ワクワクリベンジ読書のすすめ~『脳の闇』中野信子著~
雑誌での連載を再構成、大幅な加筆修正をしてあらわされた書籍とのこと。
筆者はメディアによく出演されている。脳科学の視点からユニークなコメントをされる方だな、と思っていたが、「中野信子ワールド」の奥深さを感じることになった。

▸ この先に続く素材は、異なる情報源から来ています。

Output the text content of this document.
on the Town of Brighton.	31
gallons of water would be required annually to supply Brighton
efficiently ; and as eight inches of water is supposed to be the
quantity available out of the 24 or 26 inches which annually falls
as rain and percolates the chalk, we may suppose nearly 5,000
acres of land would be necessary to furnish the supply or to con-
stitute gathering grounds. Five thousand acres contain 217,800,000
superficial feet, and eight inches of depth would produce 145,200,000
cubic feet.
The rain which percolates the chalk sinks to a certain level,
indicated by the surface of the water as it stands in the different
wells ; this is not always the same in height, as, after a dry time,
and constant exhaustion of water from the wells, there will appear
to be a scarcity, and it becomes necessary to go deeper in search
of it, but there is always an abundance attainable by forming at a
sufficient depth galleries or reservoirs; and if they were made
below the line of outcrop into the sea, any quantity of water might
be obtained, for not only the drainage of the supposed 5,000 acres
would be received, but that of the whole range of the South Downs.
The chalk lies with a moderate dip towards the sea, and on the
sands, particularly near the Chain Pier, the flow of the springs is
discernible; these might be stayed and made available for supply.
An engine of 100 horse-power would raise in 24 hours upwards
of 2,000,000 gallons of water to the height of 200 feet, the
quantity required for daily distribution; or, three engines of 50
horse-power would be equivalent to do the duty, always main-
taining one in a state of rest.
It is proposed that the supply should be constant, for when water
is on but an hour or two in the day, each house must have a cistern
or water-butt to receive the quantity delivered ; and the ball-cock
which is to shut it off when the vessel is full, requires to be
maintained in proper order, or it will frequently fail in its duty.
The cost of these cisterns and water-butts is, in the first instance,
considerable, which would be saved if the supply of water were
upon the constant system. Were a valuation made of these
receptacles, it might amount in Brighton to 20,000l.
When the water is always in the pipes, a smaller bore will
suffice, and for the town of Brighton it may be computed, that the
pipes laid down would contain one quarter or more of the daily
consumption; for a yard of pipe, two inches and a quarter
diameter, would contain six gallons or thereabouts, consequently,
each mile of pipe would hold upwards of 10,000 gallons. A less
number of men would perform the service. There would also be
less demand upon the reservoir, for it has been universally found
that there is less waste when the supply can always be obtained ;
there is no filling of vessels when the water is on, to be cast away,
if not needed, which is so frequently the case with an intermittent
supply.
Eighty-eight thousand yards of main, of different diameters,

特に興味を覚えたのは、「正しさハラスメント」ということ。
誰もが認める「正しさ」。一見当たり前のようにも感じる。しかし、そこから逸脱した人を叩く行為が、ここ数年目立っている。この傾向を「正しさハラスメント」と筆者は呼ぶ。「正義のためならだれかを傷つけてもいい」ということ。以前話題になった「自粛警察」もそのひとつだろう。
ただ、ふと感じたこともある。
「正しさハラスメント」は決していまに始まったことではない。
ドストエフスキーの『罪と罰』の主人公ラスコーリニコフがまさにその典型である。
「自分は選ばれた人間。非凡な人間は正義のためなら人を殺してもいい」と、「しらみ」のような高利貸の老婆アリョーナ・イワノブナを殺害する。
「正義のためなら他人を傷つけていいのか」。この作品の中にも同じような問題意識を見出すことができる。
「正しさ」を脳科学的にみると
「前頭前野には、良心や倫理の感覚を司っているとされる領域がある。これは前頭前皮質の一部にあたる場所で、内側前頭前皮質という。倫理的に正しい行動を取れば活性化され、快楽が得られる仕組みになっているようだ」(P81)とのこと。
ある意味で、「正しさ」を追求することは、自分の快楽を追求するということにもつながる。
一方で、「この良心の領域は、自分が「正しさ」に反する行いをした場合だけでなく、自分ではない誰かが「正しさ」に反する行いをした場合にも苦痛を感じさせ、それを解消しようと時には攻撃的な行動を取らせたりもする」(P81)とのことである。
こうした考え方が「正しさハラスメント」の正体なのだろう。
他にもいろいろな視点からのコメントがある。
脳はブラックボックス。まさに「脳の闇」を実感した次第である。